En 1916, Lenin escribió, en Zurich, El imperialismo, etapa superior del capitalismo. Allí desarrollaba una tesis según la cual –esto es una simplificación– las economías capitalistas no habían experimentado las revoluciones que pronosticaba la teoría marxista porque habían logrado contrarrestar sus contradicciones internas explotando a países periféricos. Algunas naciones latinoamericanas también parecen empeñadas en trasladar sus prácticas a los países desarrollados, en lo que sería una especie de fase superior del populismo que desarrollan dentro de sus países. Pero Guillermo Moreno, deseoso de donar leche a Japón con la plata de otros –no importa si ese país la aceptará o si hay posibilidades logísticas de llevarla– no es el primero en el intento de llevar elementos de primera necesidad a la tercera economía mundial, como si se tratara de un suburbio del conurbano bonaerense.El pionero es, sin dudas y con ventaja, el venezolano Hugo Chávez, que en 2005 comenzó a subsidiarles la calefacción a estadounidenses pobres.
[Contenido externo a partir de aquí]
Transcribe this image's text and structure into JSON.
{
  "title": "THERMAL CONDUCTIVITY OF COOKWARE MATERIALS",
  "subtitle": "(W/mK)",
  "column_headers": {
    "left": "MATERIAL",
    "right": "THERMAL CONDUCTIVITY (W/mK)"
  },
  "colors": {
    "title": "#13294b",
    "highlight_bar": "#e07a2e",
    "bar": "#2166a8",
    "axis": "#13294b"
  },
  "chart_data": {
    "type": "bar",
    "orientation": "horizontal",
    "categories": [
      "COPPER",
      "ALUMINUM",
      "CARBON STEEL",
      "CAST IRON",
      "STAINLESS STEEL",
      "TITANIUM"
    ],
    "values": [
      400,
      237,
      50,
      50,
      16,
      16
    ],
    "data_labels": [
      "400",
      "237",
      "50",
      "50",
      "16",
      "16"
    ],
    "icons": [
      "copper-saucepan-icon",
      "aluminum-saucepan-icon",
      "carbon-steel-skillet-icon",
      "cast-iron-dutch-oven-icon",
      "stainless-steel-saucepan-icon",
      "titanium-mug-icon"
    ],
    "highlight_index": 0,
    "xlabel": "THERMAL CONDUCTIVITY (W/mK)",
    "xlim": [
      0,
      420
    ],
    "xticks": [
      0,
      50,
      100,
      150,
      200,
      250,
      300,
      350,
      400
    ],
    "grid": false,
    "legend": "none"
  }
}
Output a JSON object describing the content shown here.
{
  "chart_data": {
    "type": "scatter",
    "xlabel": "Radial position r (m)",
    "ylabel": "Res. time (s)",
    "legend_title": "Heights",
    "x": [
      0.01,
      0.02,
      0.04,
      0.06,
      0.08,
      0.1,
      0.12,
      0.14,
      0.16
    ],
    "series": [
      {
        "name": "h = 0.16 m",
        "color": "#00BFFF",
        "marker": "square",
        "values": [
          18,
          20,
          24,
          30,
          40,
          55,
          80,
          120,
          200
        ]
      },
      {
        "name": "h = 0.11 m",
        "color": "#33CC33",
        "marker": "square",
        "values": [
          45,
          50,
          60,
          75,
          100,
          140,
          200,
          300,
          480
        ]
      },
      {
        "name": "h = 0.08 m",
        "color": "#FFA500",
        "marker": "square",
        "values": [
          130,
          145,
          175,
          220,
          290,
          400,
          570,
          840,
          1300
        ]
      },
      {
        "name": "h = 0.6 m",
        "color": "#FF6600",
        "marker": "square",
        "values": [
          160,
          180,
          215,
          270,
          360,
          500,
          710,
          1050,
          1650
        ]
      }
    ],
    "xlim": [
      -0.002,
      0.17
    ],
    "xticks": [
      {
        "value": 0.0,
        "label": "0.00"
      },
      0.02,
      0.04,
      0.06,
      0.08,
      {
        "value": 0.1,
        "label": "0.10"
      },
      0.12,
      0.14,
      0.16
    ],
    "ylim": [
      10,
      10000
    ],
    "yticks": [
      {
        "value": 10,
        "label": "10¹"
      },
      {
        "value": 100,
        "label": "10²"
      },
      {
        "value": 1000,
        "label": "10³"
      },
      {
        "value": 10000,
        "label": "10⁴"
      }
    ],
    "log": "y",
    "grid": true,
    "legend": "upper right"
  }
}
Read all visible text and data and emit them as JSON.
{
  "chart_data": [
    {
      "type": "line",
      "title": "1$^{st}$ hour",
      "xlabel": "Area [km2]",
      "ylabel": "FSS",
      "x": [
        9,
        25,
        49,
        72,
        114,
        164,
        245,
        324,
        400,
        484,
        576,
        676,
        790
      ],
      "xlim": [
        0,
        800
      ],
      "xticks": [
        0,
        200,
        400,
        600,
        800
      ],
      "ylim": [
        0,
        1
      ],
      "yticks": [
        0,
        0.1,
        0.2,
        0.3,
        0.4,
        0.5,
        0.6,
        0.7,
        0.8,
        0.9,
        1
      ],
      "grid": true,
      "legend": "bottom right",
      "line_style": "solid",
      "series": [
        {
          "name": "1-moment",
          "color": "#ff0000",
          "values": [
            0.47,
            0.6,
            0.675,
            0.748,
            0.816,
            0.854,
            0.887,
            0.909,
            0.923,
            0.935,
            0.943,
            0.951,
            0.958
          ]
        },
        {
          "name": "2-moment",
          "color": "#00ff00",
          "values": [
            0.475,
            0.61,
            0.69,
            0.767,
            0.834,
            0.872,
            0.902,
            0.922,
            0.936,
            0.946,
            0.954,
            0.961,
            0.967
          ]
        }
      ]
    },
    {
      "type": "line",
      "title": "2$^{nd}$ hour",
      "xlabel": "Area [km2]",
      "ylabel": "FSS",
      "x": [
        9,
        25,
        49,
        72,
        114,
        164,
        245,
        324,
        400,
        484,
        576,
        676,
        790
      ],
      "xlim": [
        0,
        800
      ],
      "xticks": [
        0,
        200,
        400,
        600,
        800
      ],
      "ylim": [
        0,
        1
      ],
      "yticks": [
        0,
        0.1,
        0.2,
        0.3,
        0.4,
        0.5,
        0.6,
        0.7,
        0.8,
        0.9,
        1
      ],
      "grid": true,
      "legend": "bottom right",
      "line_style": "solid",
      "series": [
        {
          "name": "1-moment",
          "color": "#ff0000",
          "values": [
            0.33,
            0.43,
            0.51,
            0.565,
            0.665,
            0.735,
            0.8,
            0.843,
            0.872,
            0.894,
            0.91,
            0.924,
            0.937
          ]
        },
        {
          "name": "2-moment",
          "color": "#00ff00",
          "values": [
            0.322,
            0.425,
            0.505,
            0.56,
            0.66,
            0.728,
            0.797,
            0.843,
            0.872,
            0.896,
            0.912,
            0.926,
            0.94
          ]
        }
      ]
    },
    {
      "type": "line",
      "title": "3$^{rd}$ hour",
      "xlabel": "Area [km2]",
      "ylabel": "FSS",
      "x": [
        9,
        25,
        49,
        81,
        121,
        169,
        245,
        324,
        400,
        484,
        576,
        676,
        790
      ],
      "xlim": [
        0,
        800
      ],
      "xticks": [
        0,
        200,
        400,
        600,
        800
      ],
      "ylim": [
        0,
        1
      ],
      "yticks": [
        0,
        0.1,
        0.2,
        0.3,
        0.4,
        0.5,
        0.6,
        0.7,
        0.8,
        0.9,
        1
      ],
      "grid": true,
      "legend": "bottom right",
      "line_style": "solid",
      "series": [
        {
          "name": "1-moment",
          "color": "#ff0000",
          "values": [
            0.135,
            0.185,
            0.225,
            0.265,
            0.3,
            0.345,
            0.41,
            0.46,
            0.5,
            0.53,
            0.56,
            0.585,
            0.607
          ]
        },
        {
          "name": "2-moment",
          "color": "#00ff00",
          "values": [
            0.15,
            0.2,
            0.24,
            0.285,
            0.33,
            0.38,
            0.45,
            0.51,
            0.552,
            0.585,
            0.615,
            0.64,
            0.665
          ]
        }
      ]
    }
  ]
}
El plan sigue en pie. Este año llegará a 132 mil hogares en 25 estados de Estados Unidos y a un costo de 60 millones de dólares, según informó hace poco Citgo, filial estadounidense de la petrolera estatal bolivariana Pdvesa. Mientras, en la última década la petrolera redujo su producción en un millón de barriles diarios (fue de 3,1 millones diarios en 2010).Seguramente esta "exportación no tradicional" a los países centrales no busca trasladar ninguna contradicción interna en países como Venezuela o la Argentina. Fuera de toda pretensión teórica, parece simplemente la exportación de un tic, el acto reflejo de no dejar de pensar ni un instante en la tribuna interna, en quedar bien para la foto. De hecho, si en algo se parecen Cristina Fernández y Hugo Chávez es en el uso de los escenarios públicos de la política internacional para hablarles a sus votantes internos. Tal vez por eso, mientras la Presidenta suele usar esos proscenios para aleccionar a sus desconcertados colegas sobre cuestiones internas difícilmente entendibles para un Nicolas Sarkozy o un Barack Obama, ministros como Amado Boudou desfilan por la embajada de EE.UU. para declararse fervorosos proestadounidenses, según los cables de WikiLeaks.